A dúvida freqüente é: montar a lancheira do filho ou dar dinheiro para comprar algo na cantina? Apesar de parecer modinha, a primeira opção é mais recomendada, quando o assunto é segurança alimentar e qualidade de vida.

Dieta balanceada é uma questão de hábito e deve começar desde cedo, ensinando os filhos a importância de levar a própria marmita para o lanche da escola. “As crianças, na medida em que vão crescendo, passam a incorporar informações, aprender. O certo ou errado no que diz respeito a alimentação é aprendido dentro de casa”, explica Vítor Manta, médico, pós-graduado em endocrinologia e que desenvolve há quatro anos em Salvador e Aracaju, um trabalho voltado à longevidade, baseado na medicina preventiva e nutrologia.

A obesidade infantil é uma das ameaças à saúde global, em 2019, segundo a Organização Mundial de Saúde (OMS) e deve ser combatida diariamente dentro e fora de casa. Na década de 70, a desnutrição era uma ‘pedra no sapato’ para o desenvolvimento das crianças no Brasil. Quase 50 anos se passaram e a preocupação dos especialistas deu uma guinada, só que para o lado oposto.

Segundo a Universidade de São Paulo (USP), a obesidade hoje já afeta 1 em cada 3 crianças brasileiras, o que aumenta a chance de chegar à vida adulta sofrendo de problemas cardíacos, hipertensão ou diabetes.

Salvador reflete bem este problema nacional. Entre 15% a 20% da população infanto-juvenil da capital baiana sofre com obesidade, segundo dados do Centro de Referência em Endocrinologia do Hospital das Clínicas, ligado a Universidade Federal da Bahia (Ufba). Já em Sergipe, de acordo com o resultado de pesquisa publicado pelo IBGE, na capital Aracaju existem 14,2% de sobrepeso e 5,4% de obesidade.

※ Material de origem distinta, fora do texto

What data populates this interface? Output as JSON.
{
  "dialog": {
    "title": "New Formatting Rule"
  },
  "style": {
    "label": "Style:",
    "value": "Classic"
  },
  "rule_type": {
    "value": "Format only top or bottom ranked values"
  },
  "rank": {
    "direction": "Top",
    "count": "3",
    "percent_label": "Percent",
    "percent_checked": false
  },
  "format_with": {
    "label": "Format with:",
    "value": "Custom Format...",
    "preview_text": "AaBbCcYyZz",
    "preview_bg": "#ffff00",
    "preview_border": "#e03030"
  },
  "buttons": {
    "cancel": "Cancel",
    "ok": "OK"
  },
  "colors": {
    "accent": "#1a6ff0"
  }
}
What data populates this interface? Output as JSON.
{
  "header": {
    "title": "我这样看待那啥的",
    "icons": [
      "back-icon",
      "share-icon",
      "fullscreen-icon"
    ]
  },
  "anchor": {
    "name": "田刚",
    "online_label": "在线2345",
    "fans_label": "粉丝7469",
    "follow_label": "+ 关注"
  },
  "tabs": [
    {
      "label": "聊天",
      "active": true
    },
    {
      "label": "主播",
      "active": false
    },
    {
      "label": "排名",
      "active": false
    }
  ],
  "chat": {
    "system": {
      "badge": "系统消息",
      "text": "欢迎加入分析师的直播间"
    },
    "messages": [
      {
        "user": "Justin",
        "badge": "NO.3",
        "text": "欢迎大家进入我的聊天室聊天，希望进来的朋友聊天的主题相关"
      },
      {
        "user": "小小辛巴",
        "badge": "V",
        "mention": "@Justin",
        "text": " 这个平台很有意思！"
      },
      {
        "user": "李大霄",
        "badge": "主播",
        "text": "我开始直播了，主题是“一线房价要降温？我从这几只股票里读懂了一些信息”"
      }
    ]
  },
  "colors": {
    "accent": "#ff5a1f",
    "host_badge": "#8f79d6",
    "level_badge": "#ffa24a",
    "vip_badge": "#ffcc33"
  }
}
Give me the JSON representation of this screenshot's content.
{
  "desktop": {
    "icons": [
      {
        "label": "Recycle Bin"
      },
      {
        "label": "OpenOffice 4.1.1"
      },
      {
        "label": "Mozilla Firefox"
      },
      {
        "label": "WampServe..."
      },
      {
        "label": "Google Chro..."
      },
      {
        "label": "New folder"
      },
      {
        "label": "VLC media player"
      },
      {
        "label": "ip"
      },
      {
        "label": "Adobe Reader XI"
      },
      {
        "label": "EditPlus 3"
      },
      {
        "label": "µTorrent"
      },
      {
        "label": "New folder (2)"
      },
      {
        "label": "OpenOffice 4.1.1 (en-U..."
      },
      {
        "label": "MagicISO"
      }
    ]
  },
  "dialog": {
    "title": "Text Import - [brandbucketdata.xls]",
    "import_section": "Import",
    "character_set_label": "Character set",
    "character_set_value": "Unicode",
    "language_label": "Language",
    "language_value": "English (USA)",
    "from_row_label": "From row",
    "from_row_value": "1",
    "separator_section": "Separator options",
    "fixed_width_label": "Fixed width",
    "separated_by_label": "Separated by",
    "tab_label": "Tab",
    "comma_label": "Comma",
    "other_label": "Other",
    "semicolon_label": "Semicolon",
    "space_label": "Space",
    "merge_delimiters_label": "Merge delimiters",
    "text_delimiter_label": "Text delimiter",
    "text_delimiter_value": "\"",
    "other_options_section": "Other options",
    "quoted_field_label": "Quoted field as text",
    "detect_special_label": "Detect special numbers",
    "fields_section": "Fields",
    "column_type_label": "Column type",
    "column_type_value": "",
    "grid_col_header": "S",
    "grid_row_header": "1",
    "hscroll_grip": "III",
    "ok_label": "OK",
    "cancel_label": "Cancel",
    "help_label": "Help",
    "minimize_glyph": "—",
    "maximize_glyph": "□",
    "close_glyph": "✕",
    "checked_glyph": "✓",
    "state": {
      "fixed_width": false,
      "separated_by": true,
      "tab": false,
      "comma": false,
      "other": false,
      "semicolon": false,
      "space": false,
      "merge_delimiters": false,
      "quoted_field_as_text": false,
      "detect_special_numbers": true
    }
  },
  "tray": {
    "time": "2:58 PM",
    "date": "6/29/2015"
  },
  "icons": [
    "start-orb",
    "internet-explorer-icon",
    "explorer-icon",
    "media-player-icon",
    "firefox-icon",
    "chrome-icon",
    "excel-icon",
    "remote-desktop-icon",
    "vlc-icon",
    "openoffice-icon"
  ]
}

Pais de meninas devem redobrar os cuidados com a alimentação delas, já que o acúmulo de gordura no corpo acelera a produção de hormônios, atrapalhando o crescimento; sem contar que isso pode levar a antecipação do ciclo menstrual.

Como o país não dispõe de um sistema público de saúde preparado para lidar com a obesidade e com os problemas que ela traz, a prevenção começa justamente pela mudança de hábitos, combatendo algo que o médico, Vítor Manta, chama de ‘ignorância nutricional’.

Segundo ele, “as pessoas esqueceram o que é alimentação de verdade e passaram a consumir produtos com alto teor calórico e baixo valor nutricional”. As pessoas frequentemente “são vítimas da falta de informação e esta informação deve ser introduzida nas crianças também na escola”.